Matthew Dalton, Wall Street Journal, October 7, 2019
France has been rocked by a security breach that allowed an Islamist extremist to work in the heart of its counterterrorism apparatus for years, before he killed four of his colleagues last week and was then shot dead.
Opposition lawmakers on Monday called for Interior Minister Christophe Castaner to resign over the assault, which snapped the relative lull in terrorist attacks in France in recent months. Mr. Castaner brushed aside the calls.
Mickaël Harpon, a 45-year-old convert to Islam, continued working in the intelligence division of the Paris police despite arguing with colleagues in 2015 that the terrorist attack on the satirical magazine Charlie Hebdo was justified, Mr. Castaner said. Harpon’s colleagues mentioned the conversation to their superiors, but written reports on the incident weren’t filed that might have prompted a formal investigation within France’s security bureaucracy.
An official at the prefecture’s internal security department followed up with Harpon several times in the following years, including just a few weeks ago, Mr. Castaner added.
Harpon’s position in the intelligence unit was particularly shocking given its responsibility for detecting Islamist terrorism and extremism throughout the French capital.
French officials say the probe has uncovered links between the attacker and people belonging to the Salafist fundamentalist movement of Islam, but authorities haven’t elaborated on the nature of those connections.
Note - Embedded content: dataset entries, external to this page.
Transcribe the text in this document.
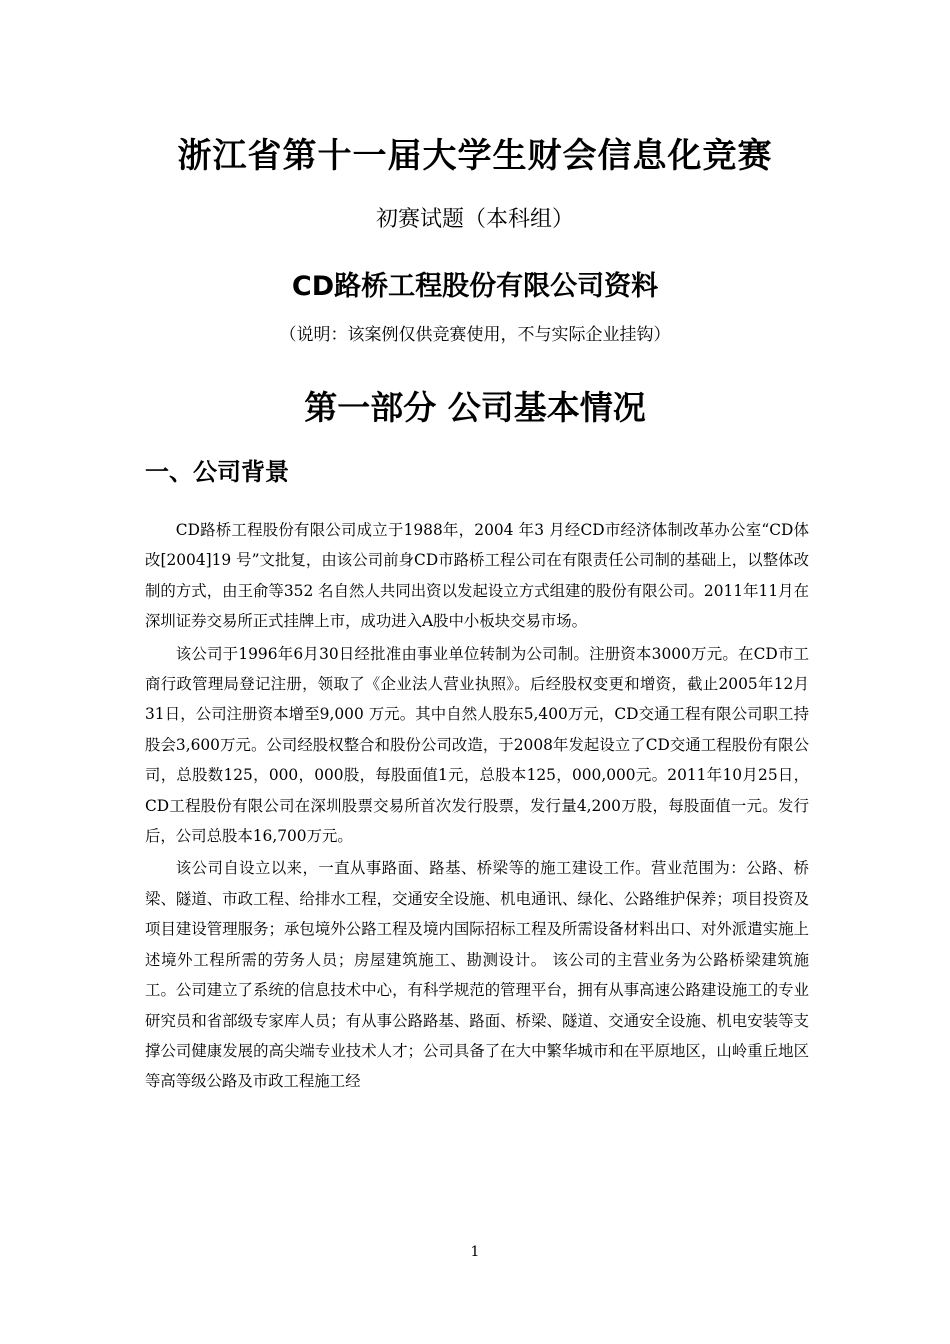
浙江省第十一届大学生财会信息化竞赛
初赛试题（本科组）
CD路桥工程股份有限公司资料
（说明：该案例仅供竞赛使用，不与实际企业挂钩）
第一部分 公司基本情况
一、公司背景

CD路桥工程股份有限公司成立于1988年，2004 年3 月经CD市经济体制改革办公室“CD体改[2004]19 号”文批复，由该公司前身CD市路桥工程公司在有限责任公司制的基础上，以整体改制的方式，由王俞等352 名自然人共同出资以发起设立方式组建的股份有限公司。2011年11月在深圳证券交易所正式挂牌上市，成功进入A股中小板块交易市场。

该公司于1996年6月30日经批准由事业单位转制为公司制。注册资本3000万元。在CD市工商行政管理局登记注册，领取了《企业法人营业执照》。后经股权变更和增资，截止2005年12月31日，公司注册资本增至9,000 万元。其中自然人股东5,400万元，CD交通工程有限公司职工持股会3,600万元。公司经股权整合和股份公司改造，于2008年发起设立了CD交通工程股份有限公司，总股数125，000，000股，每股面值1元，总股本125，000,000元。2011年10月25日，CD工程股份有限公司在深圳股票交易所首次发行股票，发行量4,200万股，每股面值一元。发行后，公司总股本16,700万元。

该公司自设立以来，一直从事路面、路基、桥梁等的施工建设工作。营业范围为：公路、桥梁、隧道、市政工程、给排水工程，交通安全设施、机电通讯、绿化、公路维护保养；项目投资及项目建设管理服务；承包境外公路工程及境内国际招标工程及所需设备材料出口、对外派遣实施上述境外工程所需的劳务人员；房屋建筑施工、勘测设计。 该公司的主营业务为公路桥梁建筑施工。公司建立了系统的信息技术中心，有科学规范的管理平台，拥有从事高速公路建设施工的专业研究员和省部级专家库人员；有从事公路路基、路面、桥梁、隧道、交通安全设施、机电安装等支撑公司健康发展的高尖端专业技术人才；公司具备了在大中繁华城市和在平原地区，山岭重丘地区等高等级公路及市政工程施工经

1
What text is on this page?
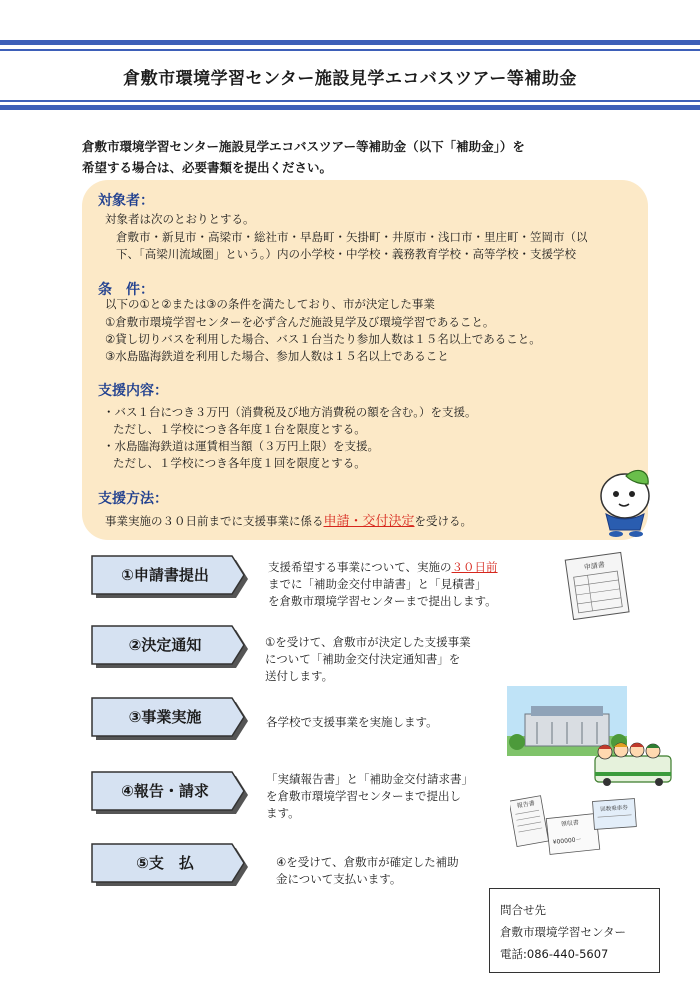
倉敷市環境学習センター施設見学エコバスツアー等補助金
倉敷市環境学習センター施設見学エコバスツアー等補助金（以下「補助金」）を
希望する場合は、必要書類を提出ください。
対象者：
対象者は次のとおりとする。
倉敷市・新見市・高梁市・総社市・早島町・矢掛町・井原市・浅口市・里庄町・笠岡市（以
下、「高梁川流域圏」という。）内の小学校・中学校・義務教育学校・高等学校・支援学校
条　件：
以下の①と②または③の条件を満たしており、市が決定した事業
①倉敷市環境学習センターを必ず含んだ施設見学及び環境学習であること。
②貸し切りバスを利用した場合、バス１台当たり参加人数は１５名以上であること。
③水島臨海鉄道を利用した場合、参加人数は１５名以上であること
支援内容：
・バス１台につき３万円（消費税及び地方消費税の額を含む。）を支援。
ただし、１学校につき各年度１台を限度とする。
・水島臨海鉄道は運賃相当額（３万円上限）を支援。
ただし、１学校につき各年度１回を限度とする。
支援方法：
事業実施の３０日前までに支援事業に係る申請・交付決定を受ける。
①申請書提出	支援希望する事業について、実施の３０日前
までに「補助金交付申請書」と「見積書」
を倉敷市環境学習センターまで提出します。
申請書
②決定通知	①を受けて、倉敷市が決定した支援事業
について「補助金交付決定通知書」を
送付します。
③事業実施	各学校で支援事業を実施します。
④報告・請求
「実績報告書」と「補助金交付請求書」
を倉敷市環境学習センターまで提出し
ます。
報告書
領収書
¥00000－
回数乗車券
⑤支　払	④を受けて、倉敷市が確定した補助
金について支払います。
問合せ先
倉敷市環境学習センター
電話:086-440-5607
Harpon killed three men Thursday in the intelligence unit—two officers and one administrative assistant—using knives he bought on his lunch break the same day. He then tried to enter another office but found the door locked, after which he stabbed two female police employees as he went downstairs to the building’s main courtyard. It was there he was shot dead. One of the women died and another was wounded in the shoulder.
Despite the discussion on Charlie Hebdo, Harpon appeared to be well-integrated into his team at the police intelligence division, where he worked in information technology, according to an internal report on Harpon prepared by the intelligence chief of the Paris police. The information-technology team was so close as to be “quasi-familial,” according to the report, which was published by public radio channel France Inter and confirmed by Mr. Castaner.